5.4 Konsep Supervisi Klinis

Supervisi klinis, mula-mula diperkenalkan dan dikembangkan oleh Morris L. Cogan, Robert Goldhammer, dan Richarct Weller di Universitas Havard pada akhir dasa warsa lima puluh tahun dan awal dasawarsa enam Puluhan (Krajewski 1982). Ada dua asumsi yang mendasari Praktek supervisi klinis.

Pertama, pengajaran merupakan aktivitas yang sangat kompleks yang memerlukan pengamatan dan analisis secara berhati-hari melalui pengamatan dan analisis ini, supervisor pengajaran akan mudah mengembangkan kemampuan guru mengelola proses pembelajaran. Kedua, guru-guru yang profesionalnya ingin dikembangkan lebih menghendaki cara yang kolegial dari pada cara yang outoritarian.

Pada mulanya, supervisi klinis dirancang sebagai salah satu model atau pendekatan dalam melakukan supervisi pengajaran terhadap calon guru yang sedang berpraktek mengajar. Dalam supervisi ini ditekankannya pada klinis, yang diwujudkan adalah bentuk hubungan tatap muka antara supervisor dan calon guru yang sedang berpraktek.

Cogan (1973) mendefinisikan supervisi klinis sebagai berikut: “the rational and practice designed to improve the teacher supervise classroom performance. It takes its principal data from the events of the classroom. The analysis of these data and the relationships between teacher and supervisor from the basis of the student’ supervisi learning by improving the teacher’ supervisi classroom behavior”.

Sesuai dengan pendapat Cogan ini, supervisi klinis pada dasarnya merupakan pembinaan performansi guru mengelola proses belajar mengajar.
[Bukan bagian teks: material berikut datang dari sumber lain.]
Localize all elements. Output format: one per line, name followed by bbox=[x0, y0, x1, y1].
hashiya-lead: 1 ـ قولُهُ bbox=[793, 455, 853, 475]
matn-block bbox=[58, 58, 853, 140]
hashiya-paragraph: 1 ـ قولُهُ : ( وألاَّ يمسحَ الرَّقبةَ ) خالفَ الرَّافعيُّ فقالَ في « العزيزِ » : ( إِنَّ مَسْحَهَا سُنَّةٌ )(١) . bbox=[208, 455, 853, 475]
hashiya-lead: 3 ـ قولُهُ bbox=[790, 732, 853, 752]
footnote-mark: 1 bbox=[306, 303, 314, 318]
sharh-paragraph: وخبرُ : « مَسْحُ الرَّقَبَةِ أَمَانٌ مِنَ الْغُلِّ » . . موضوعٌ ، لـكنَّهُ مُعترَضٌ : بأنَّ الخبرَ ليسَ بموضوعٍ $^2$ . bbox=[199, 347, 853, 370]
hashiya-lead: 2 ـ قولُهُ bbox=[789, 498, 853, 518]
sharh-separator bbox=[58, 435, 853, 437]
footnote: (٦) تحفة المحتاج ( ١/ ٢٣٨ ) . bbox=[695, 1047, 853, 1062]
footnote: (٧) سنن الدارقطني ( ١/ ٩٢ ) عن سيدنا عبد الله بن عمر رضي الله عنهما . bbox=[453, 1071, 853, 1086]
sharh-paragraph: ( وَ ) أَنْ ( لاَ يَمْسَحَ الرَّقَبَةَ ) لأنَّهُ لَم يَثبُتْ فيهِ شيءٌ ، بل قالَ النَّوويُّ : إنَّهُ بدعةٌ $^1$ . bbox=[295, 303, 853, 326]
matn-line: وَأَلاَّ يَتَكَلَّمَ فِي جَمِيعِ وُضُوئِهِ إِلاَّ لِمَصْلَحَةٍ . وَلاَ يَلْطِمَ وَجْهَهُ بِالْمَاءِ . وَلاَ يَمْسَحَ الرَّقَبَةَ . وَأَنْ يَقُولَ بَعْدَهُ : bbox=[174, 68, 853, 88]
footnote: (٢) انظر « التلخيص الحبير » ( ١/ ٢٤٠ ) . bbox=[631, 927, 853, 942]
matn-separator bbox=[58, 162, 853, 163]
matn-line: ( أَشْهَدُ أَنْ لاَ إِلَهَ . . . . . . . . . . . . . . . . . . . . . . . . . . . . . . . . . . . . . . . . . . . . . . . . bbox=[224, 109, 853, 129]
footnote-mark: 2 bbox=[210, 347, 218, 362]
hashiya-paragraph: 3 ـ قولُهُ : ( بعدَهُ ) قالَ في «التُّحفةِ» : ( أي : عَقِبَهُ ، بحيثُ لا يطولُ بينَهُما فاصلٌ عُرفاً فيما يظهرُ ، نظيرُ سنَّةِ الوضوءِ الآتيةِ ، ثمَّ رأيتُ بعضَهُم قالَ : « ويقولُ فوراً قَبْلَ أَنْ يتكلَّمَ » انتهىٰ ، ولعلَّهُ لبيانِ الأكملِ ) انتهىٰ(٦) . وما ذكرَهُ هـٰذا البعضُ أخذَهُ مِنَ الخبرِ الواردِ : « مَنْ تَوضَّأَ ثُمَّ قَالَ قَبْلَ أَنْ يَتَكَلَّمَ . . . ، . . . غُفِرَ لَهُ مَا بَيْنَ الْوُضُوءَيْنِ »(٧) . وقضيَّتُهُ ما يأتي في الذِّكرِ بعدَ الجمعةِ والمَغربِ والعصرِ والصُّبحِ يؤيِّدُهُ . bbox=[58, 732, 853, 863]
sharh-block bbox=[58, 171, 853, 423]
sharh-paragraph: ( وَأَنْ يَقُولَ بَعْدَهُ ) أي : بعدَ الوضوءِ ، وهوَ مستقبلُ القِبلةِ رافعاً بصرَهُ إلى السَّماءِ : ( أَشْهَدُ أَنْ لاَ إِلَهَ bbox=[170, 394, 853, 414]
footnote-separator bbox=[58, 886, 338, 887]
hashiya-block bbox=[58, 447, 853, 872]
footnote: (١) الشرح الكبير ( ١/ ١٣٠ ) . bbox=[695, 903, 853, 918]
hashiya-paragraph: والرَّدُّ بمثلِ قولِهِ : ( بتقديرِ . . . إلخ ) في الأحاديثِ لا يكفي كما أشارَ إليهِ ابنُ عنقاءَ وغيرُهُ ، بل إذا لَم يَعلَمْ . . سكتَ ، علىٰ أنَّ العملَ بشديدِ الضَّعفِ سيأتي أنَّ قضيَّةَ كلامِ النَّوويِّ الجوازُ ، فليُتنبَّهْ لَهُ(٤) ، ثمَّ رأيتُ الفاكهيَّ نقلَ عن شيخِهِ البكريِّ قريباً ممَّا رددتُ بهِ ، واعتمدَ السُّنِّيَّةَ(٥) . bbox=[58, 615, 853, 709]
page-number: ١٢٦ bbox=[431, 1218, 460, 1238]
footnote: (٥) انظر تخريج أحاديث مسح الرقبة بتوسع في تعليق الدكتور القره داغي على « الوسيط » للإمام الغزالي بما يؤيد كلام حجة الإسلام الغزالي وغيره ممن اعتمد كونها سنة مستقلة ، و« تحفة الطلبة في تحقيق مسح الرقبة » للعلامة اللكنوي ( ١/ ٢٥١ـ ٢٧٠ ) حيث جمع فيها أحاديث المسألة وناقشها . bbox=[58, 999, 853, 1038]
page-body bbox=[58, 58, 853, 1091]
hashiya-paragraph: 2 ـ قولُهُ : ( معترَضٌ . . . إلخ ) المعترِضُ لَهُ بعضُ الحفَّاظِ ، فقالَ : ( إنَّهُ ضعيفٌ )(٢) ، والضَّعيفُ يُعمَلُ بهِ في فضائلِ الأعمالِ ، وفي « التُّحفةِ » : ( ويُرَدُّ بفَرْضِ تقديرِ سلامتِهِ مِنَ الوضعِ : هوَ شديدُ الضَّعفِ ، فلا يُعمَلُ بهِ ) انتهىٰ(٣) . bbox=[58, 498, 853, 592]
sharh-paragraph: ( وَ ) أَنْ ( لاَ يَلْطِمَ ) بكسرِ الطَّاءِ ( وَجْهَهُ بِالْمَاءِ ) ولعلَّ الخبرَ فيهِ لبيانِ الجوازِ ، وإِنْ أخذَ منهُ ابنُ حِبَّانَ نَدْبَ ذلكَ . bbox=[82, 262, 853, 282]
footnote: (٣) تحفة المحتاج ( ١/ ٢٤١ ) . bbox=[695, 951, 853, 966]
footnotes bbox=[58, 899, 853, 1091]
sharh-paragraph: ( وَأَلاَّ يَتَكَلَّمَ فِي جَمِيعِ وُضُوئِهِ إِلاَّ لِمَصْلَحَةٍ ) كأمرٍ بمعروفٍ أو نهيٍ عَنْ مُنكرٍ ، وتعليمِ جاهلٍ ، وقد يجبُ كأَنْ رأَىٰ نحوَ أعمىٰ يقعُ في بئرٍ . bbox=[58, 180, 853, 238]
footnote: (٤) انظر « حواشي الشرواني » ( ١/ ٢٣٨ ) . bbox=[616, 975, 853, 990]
Pelaksanaanya didesain dengan praktis secara rasional. Baik desainnya maupun pelaksanaannya dilakukan atas dasar analisis data mengenai kegiatan-kegiatan di kelas. Data dan hubungan antara guru dan supervisor merupakan dasar program prosedur, dan strategi pembinaan perilaku mengajar guru dalam mengembangkan belajar murid-murid.

Cogan sendiri menekankan aspek supervisi klinis pada lima hal, yaitu (1) proses supervisi klinis, (2) interaksi antara calon guru dan murid, (3) performansi calon guru dalam mengajar, (4) hubungan calon guru dengan supervisor, dan (5) analisis data berdasarkan peristiwa aktual di kelas.

Tujuan supervisi klinis adalah untuk membantu memodifikasi pola-pola pengajaran yang tidak atau kurang efektif. Menurut Sergiovanni (1987) ada dua sasaran supervisi klinis, yang menurut penulis merefleksi multi tujuan supervisi klinis, yang menurut penulis merefleksi multi tujuan supervisi pengajaran, khususnya pengembangan profesional dan motivasi kerja guru.

Satu sisi supervisi klinis dilakukan untuk membangun motivasi dan komitmen kerja guru, di sisi lain supervisi klinis dilakukan untuk menyediakan pengembangan staf bagi guru. Sedangkan menurut dua orang teoritis lainnya yaitu Acheson dan Gall (1987) tujuan supervisi klinis adalah meningkatkan pengajaran guru dikelas. Tujuan ini dirinci lagi ke dalam tujuan yang lebih spesifik, sebagai berikut:

  1. Menyediakan umpan balik yang obyektif terhadap guru, mengenai pengajaran yang dilaksanakannya.
  2. Mendiagnosis dan membantu memecahkan masalah - masalah pengajaran.
  3. Membantu guru mengembangkan keterampilan nya menggunakan strategi pengajaran.
  4. Mengevaluasi guru untuk kepentingan promosi jabatan dan keputusan lainnya.
  5. Membantu guru mengembangkan satu sikap positif terhadap pengembangan profesional yang berkesinambungan.

Dengan demikian maka karakteristik supervisi klinis merupakan supervisi klinis yang berlangsung dalam bentuk hubungan tatap muka antara supervisor dan guru, dan tujuan supervisi klinis untuk pengembangan professional guru. Kegiatan supervisi klinis ditekankan pada aspek-aspek yang menjadi perhatian guru serta dilakukan secara cermat dan mendetail, analisis terhadap hasil observasi harus dilakukan bersama antara supervisor dan guru dan hubungan antara supervisor dan guru harus bersifat kolegial bukan authoritarian.